Через неделю пути на крутых холмах, люди увидели высокие минареты, горящие в солнечных лучах, золотые купола, вдоль берега Мраморного моря, странные городские постройки, с узкими окнами, покатыми крышами и бесконечными уличными лабиринтами. Узкий пролив с названием – «Золотой Рог», был забит лодками и галерами. Ароматы восточных пряностей доносились из бакалейных лавок, шумного базара, и мелодичные напевы, турецких зурн, слышались повсюду. Узников привели в Едикуле, обходя город, и вывели под стены крепости, на разбитый всадниками двор, и Ефим с ужасом взирал на неприступные стены. С утра прошёл сильный дождь, и промокшие люди жались друг к другу, поглядывая на мрачное небо. Турецкий ага, считая рабов, кричал, и бил несчастных кулаками, разбивая в кровь лица. Затем встал на небольшой помост, и на ломанном русском языке сказал: кто будет работать, тот получит еду и крышу над головой. Все вы рабы светлейшего падишаха, и в его власти распоряжаться вами как своим имуществом. Кто захочет сбежать, будет схвачен и повешен.

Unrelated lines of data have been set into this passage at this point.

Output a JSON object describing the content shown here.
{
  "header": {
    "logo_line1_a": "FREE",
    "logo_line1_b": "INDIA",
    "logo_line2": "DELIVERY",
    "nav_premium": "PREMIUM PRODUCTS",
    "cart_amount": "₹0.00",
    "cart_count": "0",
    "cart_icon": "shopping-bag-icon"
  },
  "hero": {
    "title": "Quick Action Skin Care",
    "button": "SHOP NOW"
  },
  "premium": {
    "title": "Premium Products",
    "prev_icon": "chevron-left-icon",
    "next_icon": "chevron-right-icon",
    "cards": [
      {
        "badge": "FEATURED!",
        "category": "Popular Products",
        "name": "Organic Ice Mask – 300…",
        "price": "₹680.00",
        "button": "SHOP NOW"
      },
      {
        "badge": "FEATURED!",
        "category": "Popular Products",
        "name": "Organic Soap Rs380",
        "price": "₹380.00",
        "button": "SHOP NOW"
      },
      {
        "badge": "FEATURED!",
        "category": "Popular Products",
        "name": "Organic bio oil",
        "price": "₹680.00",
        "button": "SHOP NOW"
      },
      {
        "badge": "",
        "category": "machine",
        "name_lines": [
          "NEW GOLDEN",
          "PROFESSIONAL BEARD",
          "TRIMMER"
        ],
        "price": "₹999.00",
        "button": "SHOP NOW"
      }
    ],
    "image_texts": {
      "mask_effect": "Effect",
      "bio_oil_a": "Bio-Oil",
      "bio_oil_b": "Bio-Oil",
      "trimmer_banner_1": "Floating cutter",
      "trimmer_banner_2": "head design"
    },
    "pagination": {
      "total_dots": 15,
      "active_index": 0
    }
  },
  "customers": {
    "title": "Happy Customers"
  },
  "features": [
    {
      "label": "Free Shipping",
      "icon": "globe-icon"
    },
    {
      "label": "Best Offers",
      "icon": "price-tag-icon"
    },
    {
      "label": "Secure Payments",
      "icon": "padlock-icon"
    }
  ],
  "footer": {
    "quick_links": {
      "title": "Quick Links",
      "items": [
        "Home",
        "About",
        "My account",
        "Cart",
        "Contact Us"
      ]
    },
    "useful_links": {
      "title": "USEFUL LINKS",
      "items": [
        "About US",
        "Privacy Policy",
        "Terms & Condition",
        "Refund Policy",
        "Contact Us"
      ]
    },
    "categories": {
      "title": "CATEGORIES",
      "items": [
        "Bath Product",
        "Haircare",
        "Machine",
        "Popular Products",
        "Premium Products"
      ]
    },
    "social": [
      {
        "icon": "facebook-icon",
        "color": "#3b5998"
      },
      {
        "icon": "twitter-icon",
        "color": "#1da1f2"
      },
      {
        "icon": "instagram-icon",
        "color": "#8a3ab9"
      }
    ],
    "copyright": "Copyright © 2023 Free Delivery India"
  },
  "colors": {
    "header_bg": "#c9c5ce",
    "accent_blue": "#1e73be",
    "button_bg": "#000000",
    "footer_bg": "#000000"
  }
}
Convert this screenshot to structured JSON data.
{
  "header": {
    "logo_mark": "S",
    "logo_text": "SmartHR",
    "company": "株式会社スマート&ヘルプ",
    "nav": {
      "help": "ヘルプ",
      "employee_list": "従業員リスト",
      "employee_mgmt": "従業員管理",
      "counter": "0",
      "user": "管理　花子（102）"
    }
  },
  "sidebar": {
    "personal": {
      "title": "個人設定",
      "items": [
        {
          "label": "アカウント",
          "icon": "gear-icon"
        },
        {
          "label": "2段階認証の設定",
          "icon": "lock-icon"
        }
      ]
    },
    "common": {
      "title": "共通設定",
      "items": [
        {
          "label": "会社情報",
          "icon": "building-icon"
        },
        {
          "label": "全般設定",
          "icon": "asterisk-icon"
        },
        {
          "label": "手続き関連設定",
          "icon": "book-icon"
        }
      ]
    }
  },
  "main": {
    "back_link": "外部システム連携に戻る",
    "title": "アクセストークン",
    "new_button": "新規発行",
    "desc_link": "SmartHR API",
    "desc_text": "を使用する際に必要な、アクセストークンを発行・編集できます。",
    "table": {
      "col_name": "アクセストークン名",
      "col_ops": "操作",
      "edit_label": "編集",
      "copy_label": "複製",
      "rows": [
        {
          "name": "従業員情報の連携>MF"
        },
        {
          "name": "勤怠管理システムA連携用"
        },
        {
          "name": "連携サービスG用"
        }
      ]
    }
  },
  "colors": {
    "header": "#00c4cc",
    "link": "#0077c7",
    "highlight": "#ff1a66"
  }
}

Когда он закончил, из невысокого дома, с крыльцом, к ним вышел толстый турок, и с недовольством на лице, осматривал вновь прибывших. Ефим увидел возле стены виселицу, с огромным крючком, и толкнул в бок Кондрата. Тот понимающе кивнул в ответ, и прикрыл глаза. Люди шумели и не могли успокоиться. Кто-то сзади закричал: Зачем нас сюда привели? Повесить? Могли и дома это сделать.
Гул нарастал, и турок поднял правую руку вверх. Тут же к нему подскочили двое помощников, и вытащили из-за пояса пистолеты. Один из них подбежал к толпе и пригрозил оружием, что-то бормоча и ругаясь на турецком. Кондрат знал немного турецкий язык, и вслух перевёл.
– Если будете шуметь, убью первых пять человек.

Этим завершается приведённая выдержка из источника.